Kendall got a job with Peel Wood Fired Pizza, but it wasn't so long before Niche Food Group came knocking at her door. They needed someone to take over the role of Pastaria's executive chef and thought she would be a great fit.

She didn't hesitate.

"I remember I ate at Niche back around 2009 and completely falling in love with the food there," Kendall says. "I can still taste some of the dishes. Gerard [Craft] is one of the most innovative chefs and has a passion that is a rare find. He's always been someone I've looked up to, so I was excited about this opportunity to learn and grow."

Just a few weeks in to her new job, Kendall is taking things slowly, wanting to integrate with the team and get the flow of one of St. Louis' busiest kitchens before she starts adding creative touches. She insists that she is not changing things, but says you may seem some specials here and there that showcase her unique style.

"It's a new challenge," Kendall says. "'I've always loved Italian food and how it is about two art forms — the art of cooking and the art of eating. I've had the opportunity living in Miami and California to learn from chefs with Italian backgrounds, and I am excited to pick up and learn even more."

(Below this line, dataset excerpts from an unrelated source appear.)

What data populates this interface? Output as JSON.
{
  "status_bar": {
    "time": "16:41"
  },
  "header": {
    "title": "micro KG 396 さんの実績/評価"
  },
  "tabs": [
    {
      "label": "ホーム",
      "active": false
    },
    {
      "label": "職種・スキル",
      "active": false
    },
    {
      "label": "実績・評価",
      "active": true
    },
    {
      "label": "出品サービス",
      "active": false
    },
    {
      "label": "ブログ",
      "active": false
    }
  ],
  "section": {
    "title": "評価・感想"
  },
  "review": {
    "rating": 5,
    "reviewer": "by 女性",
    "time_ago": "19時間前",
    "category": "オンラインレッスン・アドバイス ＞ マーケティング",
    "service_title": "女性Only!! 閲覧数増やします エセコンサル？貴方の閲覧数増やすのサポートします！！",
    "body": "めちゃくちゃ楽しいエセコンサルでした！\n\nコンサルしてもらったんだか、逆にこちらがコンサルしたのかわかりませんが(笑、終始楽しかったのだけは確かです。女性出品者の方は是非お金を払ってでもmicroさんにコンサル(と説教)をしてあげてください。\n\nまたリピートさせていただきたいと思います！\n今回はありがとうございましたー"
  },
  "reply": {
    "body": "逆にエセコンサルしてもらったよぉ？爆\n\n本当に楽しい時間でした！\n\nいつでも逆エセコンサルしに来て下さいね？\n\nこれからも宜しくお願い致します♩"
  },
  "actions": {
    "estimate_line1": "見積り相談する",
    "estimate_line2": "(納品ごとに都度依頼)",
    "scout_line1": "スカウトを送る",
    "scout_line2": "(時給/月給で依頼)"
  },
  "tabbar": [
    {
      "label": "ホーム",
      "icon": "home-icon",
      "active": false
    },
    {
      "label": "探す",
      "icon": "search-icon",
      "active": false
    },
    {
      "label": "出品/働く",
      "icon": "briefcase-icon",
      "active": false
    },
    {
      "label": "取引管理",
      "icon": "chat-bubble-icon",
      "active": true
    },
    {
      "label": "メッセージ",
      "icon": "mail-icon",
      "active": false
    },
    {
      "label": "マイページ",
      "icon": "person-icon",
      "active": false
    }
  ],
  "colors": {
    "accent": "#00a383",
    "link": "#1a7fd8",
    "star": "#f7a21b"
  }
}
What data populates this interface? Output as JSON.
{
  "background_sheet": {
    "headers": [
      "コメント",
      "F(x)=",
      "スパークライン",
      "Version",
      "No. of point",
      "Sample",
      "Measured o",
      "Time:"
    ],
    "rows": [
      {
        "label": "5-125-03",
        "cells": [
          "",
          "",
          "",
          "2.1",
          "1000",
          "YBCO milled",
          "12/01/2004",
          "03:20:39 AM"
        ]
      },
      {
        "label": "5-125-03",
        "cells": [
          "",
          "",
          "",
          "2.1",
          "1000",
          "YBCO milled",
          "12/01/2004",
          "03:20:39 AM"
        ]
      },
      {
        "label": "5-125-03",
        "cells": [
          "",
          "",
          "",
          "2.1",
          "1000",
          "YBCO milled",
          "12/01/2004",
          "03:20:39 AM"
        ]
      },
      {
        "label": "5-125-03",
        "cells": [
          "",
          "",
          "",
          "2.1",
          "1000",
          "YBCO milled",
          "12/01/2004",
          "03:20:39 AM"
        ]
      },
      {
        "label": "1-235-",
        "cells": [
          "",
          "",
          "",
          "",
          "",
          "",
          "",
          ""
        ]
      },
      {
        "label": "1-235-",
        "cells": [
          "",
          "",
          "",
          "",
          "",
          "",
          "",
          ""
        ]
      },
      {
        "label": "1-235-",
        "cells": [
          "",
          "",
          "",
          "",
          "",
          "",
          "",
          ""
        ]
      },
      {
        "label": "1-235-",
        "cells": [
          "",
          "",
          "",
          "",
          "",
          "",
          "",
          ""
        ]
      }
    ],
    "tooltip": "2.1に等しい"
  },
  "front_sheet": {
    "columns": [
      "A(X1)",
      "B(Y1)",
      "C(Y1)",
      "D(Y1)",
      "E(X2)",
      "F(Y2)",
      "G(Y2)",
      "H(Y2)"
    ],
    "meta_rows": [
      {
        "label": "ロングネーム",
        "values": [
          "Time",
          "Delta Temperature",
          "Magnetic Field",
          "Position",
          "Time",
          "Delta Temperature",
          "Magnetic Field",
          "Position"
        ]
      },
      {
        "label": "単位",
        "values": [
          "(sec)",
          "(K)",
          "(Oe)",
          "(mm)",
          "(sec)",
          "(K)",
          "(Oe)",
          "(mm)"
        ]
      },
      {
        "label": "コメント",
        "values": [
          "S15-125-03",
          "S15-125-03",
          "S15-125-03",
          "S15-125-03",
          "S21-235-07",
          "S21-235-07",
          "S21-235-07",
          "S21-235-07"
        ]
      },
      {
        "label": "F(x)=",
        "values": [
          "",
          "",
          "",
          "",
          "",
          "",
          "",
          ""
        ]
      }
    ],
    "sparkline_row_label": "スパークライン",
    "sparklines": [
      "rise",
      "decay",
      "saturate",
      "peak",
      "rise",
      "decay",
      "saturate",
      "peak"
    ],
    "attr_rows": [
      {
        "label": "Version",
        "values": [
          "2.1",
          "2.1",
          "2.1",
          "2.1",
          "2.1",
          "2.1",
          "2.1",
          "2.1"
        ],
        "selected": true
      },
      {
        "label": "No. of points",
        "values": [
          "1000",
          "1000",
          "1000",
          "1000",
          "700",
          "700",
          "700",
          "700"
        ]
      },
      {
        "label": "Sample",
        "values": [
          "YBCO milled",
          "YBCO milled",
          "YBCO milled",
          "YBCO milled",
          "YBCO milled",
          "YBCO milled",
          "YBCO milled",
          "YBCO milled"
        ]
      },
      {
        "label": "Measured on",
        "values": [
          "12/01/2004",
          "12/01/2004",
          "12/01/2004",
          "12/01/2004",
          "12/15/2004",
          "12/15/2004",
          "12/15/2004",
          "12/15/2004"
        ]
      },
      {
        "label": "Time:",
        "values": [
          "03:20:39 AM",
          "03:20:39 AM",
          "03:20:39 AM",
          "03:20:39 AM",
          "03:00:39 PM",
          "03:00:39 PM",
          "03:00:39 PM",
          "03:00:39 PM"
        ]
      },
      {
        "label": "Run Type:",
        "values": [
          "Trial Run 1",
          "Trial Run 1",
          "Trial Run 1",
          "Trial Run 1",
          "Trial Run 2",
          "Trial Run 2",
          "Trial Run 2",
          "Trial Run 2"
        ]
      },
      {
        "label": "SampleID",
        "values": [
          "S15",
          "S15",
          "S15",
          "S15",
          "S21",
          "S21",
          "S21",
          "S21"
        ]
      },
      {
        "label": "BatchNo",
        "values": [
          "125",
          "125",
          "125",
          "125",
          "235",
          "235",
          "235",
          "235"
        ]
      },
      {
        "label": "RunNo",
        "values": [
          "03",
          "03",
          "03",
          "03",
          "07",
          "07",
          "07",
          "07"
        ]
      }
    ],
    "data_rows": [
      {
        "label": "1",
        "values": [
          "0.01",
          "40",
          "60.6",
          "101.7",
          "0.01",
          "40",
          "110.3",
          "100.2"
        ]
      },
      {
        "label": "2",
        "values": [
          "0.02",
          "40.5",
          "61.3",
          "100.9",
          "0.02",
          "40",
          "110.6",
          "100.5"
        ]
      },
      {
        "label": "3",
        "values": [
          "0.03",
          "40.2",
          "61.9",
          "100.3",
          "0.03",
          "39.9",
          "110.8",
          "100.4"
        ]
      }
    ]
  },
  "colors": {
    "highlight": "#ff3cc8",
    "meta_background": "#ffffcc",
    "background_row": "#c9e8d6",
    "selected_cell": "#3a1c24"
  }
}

Kendall took a break from the kitchen to share her thoughts on the St. Louis food scene, her passion for nature and the dream meal that reminds her of her former home.

What is one thing people don’t know about you that you wish they did?
I’m a wilderness woman. I feel most at home when I’m out in nature, exploring the woods and camping.

What daily ritual is non-negotiable for you?
Juicing. I like to start my day off with making a cold-pressed green juice, as long as it includes lots of ginger and turmeric!

If you could have any superpower, what would it be?
To be able to fly. I grew up with birds — my father was a falconer — and I would daydream about being able to see the world from a bird's eye view.

What is the most positive thing in food, wine or cocktails that you’ve noticed in St. Louis over the past year?
Being new again in St. Louis, it’s so refreshing to see the support from fellow chefs. It’s a tight-knit community, and I’m honored to be a part of that.

What is something missing in the local food, wine or cocktail scene that you’d like to see?
Being more conscious about plastics, especially the use of plastic straws. I have seen first-hand the damaging effects on the environment, and there are so many alternatives.

Who is your St. Louis food crush?
Ny Vongsaly of Billie-Jean. I dream about his whole roasted snapper every single day.

Who’s the one person to watch right now in the St. Louis dining scene?
Brian Moxey of Sardella. His passion for food is inspiring, and the way he combines flavors is innovative and nostalgic at the same time.

Which ingredient is most representative of your personality?
Ginger! I admire the strong but nurturing nature of ginger, and the ability to add sweetness and spiciness to a dish.

If you weren’t working in the restaurant business, what would you be doing?

Most likely an interior designer or a musician.

Name an ingredient never allowed in your restaurant.
A bad attitude. Does that count as an ingredient?

What is your after-work hangout?
Since I work most evenings, it's on the couch, having a glass of wine with my husband, reminiscing about the day.

What’s your food or beverage guilty pleasure?
Ice cream, any and all flavors — I literally could eat it for breakfast, lunch and dinner.

What would be your last meal on earth?
Snapper ceviche with green fried plantains while drinking fresh coconut water!